Les conflits armés qui secouent l’Afrique ne se limitent pas à des pertes humaines et matérielles immédiates. Ils induisent également des dommages économiques profonds et prolongés, hypothéquant l’avenir du continent. Une véritable hémorragie financière et sociale, évaluée à 18 milliards de dollars par an, selon les estimations avancées par le président kényan.
Moubarack Lô, ancien économiste en chef de plusieurs gouvernements sénégalais et président de l’Institut Emergence, abonde dans ce sens. Il alerte sur les multiples conséquences désastreuses engendrées par ces conflits sur le tissu économique africain. « Lorsqu’une guerre éclate, ce ne sont pas seulement les infrastructures qui s’effondrent, c’est aussi une partie du capital humain qui se désagrège. Des milliers de personnes sont contraintes à l’exode, interrompent leurs études ou délaissent leurs activités professionnelles, retardant ainsi leur contribution à la création de richesses », explique-t-il.

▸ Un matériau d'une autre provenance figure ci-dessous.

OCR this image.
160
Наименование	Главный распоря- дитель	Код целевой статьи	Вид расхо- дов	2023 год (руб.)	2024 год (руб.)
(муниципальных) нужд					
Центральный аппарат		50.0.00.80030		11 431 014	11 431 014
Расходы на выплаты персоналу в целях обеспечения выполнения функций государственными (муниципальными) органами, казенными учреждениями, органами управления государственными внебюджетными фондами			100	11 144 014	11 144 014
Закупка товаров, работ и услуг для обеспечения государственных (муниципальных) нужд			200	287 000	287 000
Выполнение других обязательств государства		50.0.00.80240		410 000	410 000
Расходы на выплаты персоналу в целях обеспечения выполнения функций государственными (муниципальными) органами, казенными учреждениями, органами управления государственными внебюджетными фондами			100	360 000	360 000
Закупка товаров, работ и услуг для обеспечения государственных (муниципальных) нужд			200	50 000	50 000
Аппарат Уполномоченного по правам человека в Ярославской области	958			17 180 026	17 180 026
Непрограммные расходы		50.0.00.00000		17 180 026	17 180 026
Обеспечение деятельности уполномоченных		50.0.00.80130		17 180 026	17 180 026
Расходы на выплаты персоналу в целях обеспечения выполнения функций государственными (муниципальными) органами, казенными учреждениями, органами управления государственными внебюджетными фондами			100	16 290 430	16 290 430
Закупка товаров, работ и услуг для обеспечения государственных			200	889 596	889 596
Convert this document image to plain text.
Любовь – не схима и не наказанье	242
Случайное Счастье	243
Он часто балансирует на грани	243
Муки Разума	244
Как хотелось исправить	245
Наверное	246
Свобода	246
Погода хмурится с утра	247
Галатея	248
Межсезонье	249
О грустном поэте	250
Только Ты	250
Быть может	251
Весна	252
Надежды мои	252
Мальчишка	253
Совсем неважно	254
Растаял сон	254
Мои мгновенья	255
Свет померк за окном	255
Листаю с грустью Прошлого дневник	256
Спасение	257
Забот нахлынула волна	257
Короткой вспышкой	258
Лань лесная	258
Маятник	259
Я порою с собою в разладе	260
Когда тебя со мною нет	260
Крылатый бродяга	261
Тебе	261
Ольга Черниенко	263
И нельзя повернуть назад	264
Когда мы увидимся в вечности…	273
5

Un effet d’entraînement se répercute sur l’ensemble des secteurs productifs. L’agriculture, colonne vertébrale de nombreuses économies africaines, se trouve souvent paralysée par l’insécurité, privant les populations de ressources alimentaires essentielles. Le commerce subit une désorganisation profonde, freinant l’acheminement des marchandises et raréfiant les produits de première nécessité. Quant au tourisme, il s’effondre dès les premiers signes d’instabilité, privant ainsi les États de devises précieuses. Le secteur des services, moteur de la diversification économique, voit son dynamisme sapé par un climat d’incertitude et de peur.
Outre l’impact direct sur la croissance, ces crises sapent les bases du développement à long terme. « Un conflit, même résolu, laisse des séquelles qui peuvent s’étendre sur des générations », précise Moubarack Lô. Il pointe du doigt l’affaiblissement des institutions, la détérioration du climat des affaires et la difficulté d’attirer les investissements étrangers. « Les États, confrontés à ces crises récurrentes, ont tendance à remettre à plus tard leurs engagements, notamment en matière d’intégration régionale, ce qui accentue les fractures et empêche l’émergence de véritables marchés communs », déplore-t-il.
Pour briser ce cercle vicieux, l’économiste plaide pour une approche axée sur l’intégration économique et la coopération régionale. « Une Afrique unie, à travers des initiatives concertées, pourrait prévenir bon nombre de ces conflits et atténuer leur impact », affirme-t-il, insistant sur la nécessité de renforcer les mécanismes de prévention et de résolution pacifique des différends.
Face à ces défis, le continent africain se trouve à un tournant décisif. Il s’agit non seulement de juguler les conflits existants, mais aussi d’en éviter l’émergence par des politiques inclusives et une gouvernance économique renforcée. Sans cela, le coût des guerres africaines continuera d’hypothéquer l’avenir de millions de citoyens et de freiner irrémédiablement le décollage du continent.